Hacker News new | ask | show | jobs
by celeritascelery 1883 days ago
I find it interesting that with the state of rust SIMD many implementations just opted for reimplementing the code multiple times for each intrinsic (SSE, Neon, AVX, etc). One would think that one of the generic libraries (faster, simdeez, packed_simd) would start to see widespread use, but they all seem to have issues that have prevented adoption.
3 comments

I work on a SIMD optimized font library [0] and have stumbled into the same situation of hand writing SIMD intrinsics. Some things are just kinda hard to make sure they get optimized correctly, and there is enough difference between the platforms where that matters when fiddling with bits.
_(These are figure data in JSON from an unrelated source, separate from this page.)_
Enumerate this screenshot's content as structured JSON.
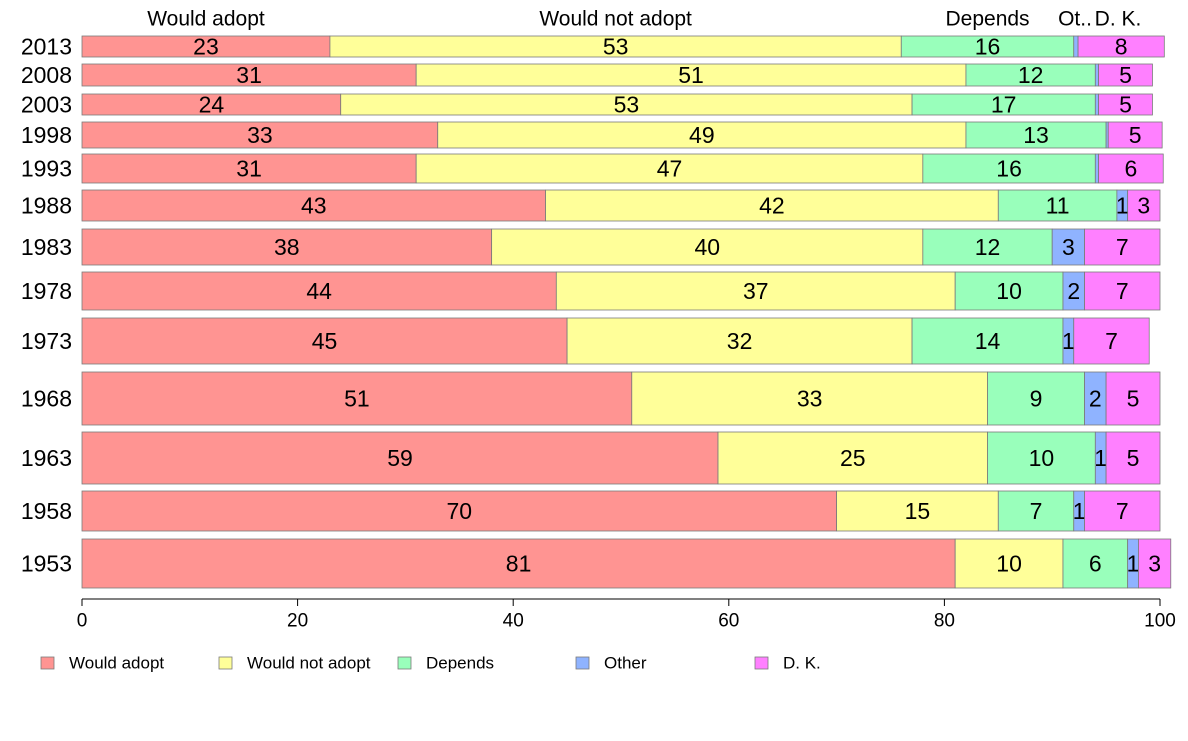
{
  "chart_data": {
    "type": "bar",
    "orientation": "horizontal",
    "stacked": true,
    "categories": [
      "2013",
      "2008",
      "2003",
      "1998",
      "1993",
      "1988",
      "1983",
      "1978",
      "1973",
      "1968",
      "1963",
      "1958",
      "1953"
    ],
    "series": [
      {
        "name": "Would adopt",
        "values": [
          23,
          31,
          24,
          33,
          31,
          43,
          38,
          44,
          45,
          51,
          59,
          70,
          81
        ]
      },
      {
        "name": "Would not adopt",
        "values": [
          53,
          51,
          53,
          49,
          47,
          42,
          40,
          37,
          32,
          33,
          25,
          15,
          10
        ]
      },
      {
        "name": "Depends",
        "values": [
          16,
          12,
          17,
          13,
          16,
          11,
          12,
          10,
          14,
          9,
          10,
          7,
          6
        ]
      },
      {
        "name": "Other",
        "values": [
          0.4,
          0.3,
          0.3,
          0.2,
          0.3,
          1,
          3,
          2,
          1,
          2,
          1,
          1,
          1
        ]
      },
      {
        "name": "D. K.",
        "values": [
          8,
          5,
          5,
          5,
          6,
          3,
          7,
          7,
          7,
          5,
          5,
          7,
          3
        ]
      }
    ],
    "data_labels": [
      [
        "23",
        "53",
        "16",
        "",
        "8"
      ],
      [
        "31",
        "51",
        "12",
        "",
        "5"
      ],
      [
        "24",
        "53",
        "17",
        "",
        "5"
      ],
      [
        "33",
        "49",
        "13",
        "",
        "5"
      ],
      [
        "31",
        "47",
        "16",
        "",
        "6"
      ],
      [
        "43",
        "42",
        "11",
        "1",
        "3"
      ],
      [
        "38",
        "40",
        "12",
        "3",
        "7"
      ],
      [
        "44",
        "37",
        "10",
        "2",
        "7"
      ],
      [
        "45",
        "32",
        "14",
        "1",
        "7"
      ],
      [
        "51",
        "33",
        "9",
        "2",
        "5"
      ],
      [
        "59",
        "25",
        "10",
        "1",
        "5"
      ],
      [
        "70",
        "15",
        "7",
        "1",
        "7"
      ],
      [
        "81",
        "10",
        "6",
        "1",
        "3"
      ]
    ],
    "top_labels": [
      "Would adopt",
      "Would not adopt",
      "Depends",
      "Ot..",
      "D. K."
    ],
    "legend": [
      "Would adopt",
      "Would not adopt",
      "Depends",
      "Other",
      "D. K."
    ],
    "legend_position": "bottom",
    "colors": [
      "#ff9492",
      "#ffff99",
      "#99ffbb",
      "#8fb3ff",
      "#ff80ff"
    ],
    "xlim": [
      0,
      100
    ],
    "x_ticks": [
      0,
      20,
      40,
      60,
      80,
      100
    ],
    "x_tick_labels": [
      "0",
      "20",
      "40",
      "60",
      "80",
      "100"
    ],
    "grid": false,
    "title": "",
    "xlabel": "",
    "ylabel": ""
  }
}
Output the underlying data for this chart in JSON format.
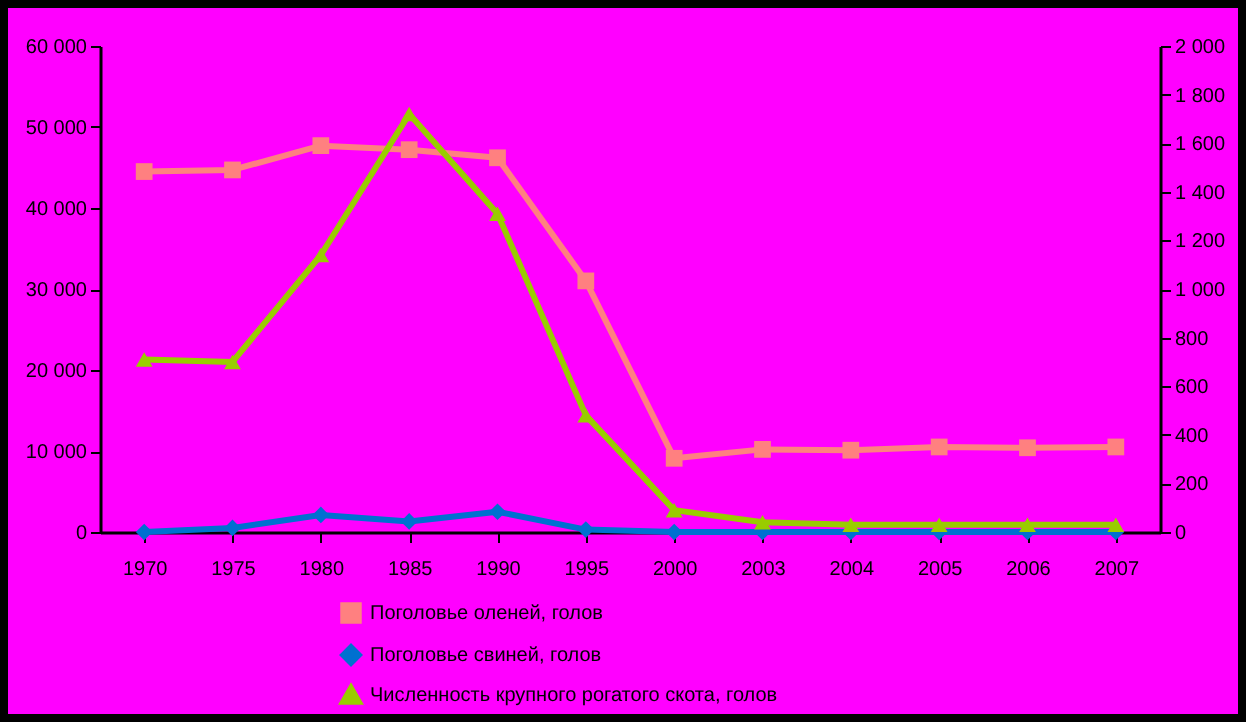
{
  "chart_data": {
    "type": "line",
    "categories": [
      "1970",
      "1975",
      "1980",
      "1985",
      "1990",
      "1995",
      "2000",
      "2003",
      "2004",
      "2005",
      "2006",
      "2007"
    ],
    "series": [
      {
        "name": "Поголовье оленей, голов",
        "color": "#ff8080",
        "marker": "square",
        "values": [
          44500,
          44700,
          47700,
          47200,
          46200,
          31000,
          9100,
          10200,
          10100,
          10500,
          10400,
          10500
        ]
      },
      {
        "name": "Поголовье свиней, голов",
        "color": "#0070d0",
        "marker": "diamond",
        "values": [
          0,
          500,
          2100,
          1300,
          2500,
          300,
          0,
          0,
          0,
          0,
          0,
          0
        ]
      },
      {
        "name": "Численность крупного рогатого скота, голов",
        "color": "#99cc00",
        "marker": "triangle",
        "axis": "y2",
        "values": [
          710,
          700,
          1140,
          1720,
          1310,
          480,
          90,
          40,
          30,
          30,
          30,
          30
        ]
      }
    ],
    "ylim": [
      0,
      60000
    ],
    "yticks": [
      {
        "value": 0,
        "label": "0"
      },
      {
        "value": 10000,
        "label": "10 000"
      },
      {
        "value": 20000,
        "label": "20 000"
      },
      {
        "value": 30000,
        "label": "30 000"
      },
      {
        "value": 40000,
        "label": "40 000"
      },
      {
        "value": 50000,
        "label": "50 000"
      },
      {
        "value": 60000,
        "label": "60 000"
      }
    ],
    "y2lim": [
      0,
      2000
    ],
    "y2ticks": [
      {
        "value": 0,
        "label": "0"
      },
      {
        "value": 200,
        "label": "200"
      },
      {
        "value": 400,
        "label": "400"
      },
      {
        "value": 600,
        "label": "600"
      },
      {
        "value": 800,
        "label": "800"
      },
      {
        "value": 1000,
        "label": "1 000"
      },
      {
        "value": 1200,
        "label": "1 200"
      },
      {
        "value": 1400,
        "label": "1 400"
      },
      {
        "value": 1600,
        "label": "1 600"
      },
      {
        "value": 1800,
        "label": "1 800"
      },
      {
        "value": 2000,
        "label": "2 000"
      }
    ],
    "grid": false,
    "legend": "bottom",
    "line_style": "solid"
  }
}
I also kinda have fun writing SIMD code like this too.

[0]: https://github.com/mooman219/fontdue/blob/master/src/platfor...

The various SIMD ISAs are different enough from eachother that you really want a custom implementation per ISA for perf reasons. Particularly if you're doing something off the beaten path like this rather than cranking through some vector math.
I don't know. Looking in their code, they have one for SSE and another for AVX2. The algorithm is identical expect for one is 128 and the other is 256 bits. It seems like something that would be easy to abstract over so you only had a single implementation (at least for x86 SIMD). But it is obviously a hard problem or it would be solved already.
Even for vector math, there are subtle differences, such as the numerical precision of the hardware reciprocal, leading to different implementations for x/y.

The Eigen library did recently combine most SSE and AVX code paths, however: https://eigen.tuxfamily.org/index.php?title=3.4

Can you comment on the Vector API that Java is set to include? Do you think it's entirely misguided, or more of a best effort given what one can reasonably expect from Java?

http://openjdk.java.net/jeps/8261663

(I'm completely ignorant on the subject)

packed_simd is now packed_simd2, the original author is MIA and no one else has crate or repo permissions

I really think the general push right now is towards stdsimd being the future for portability.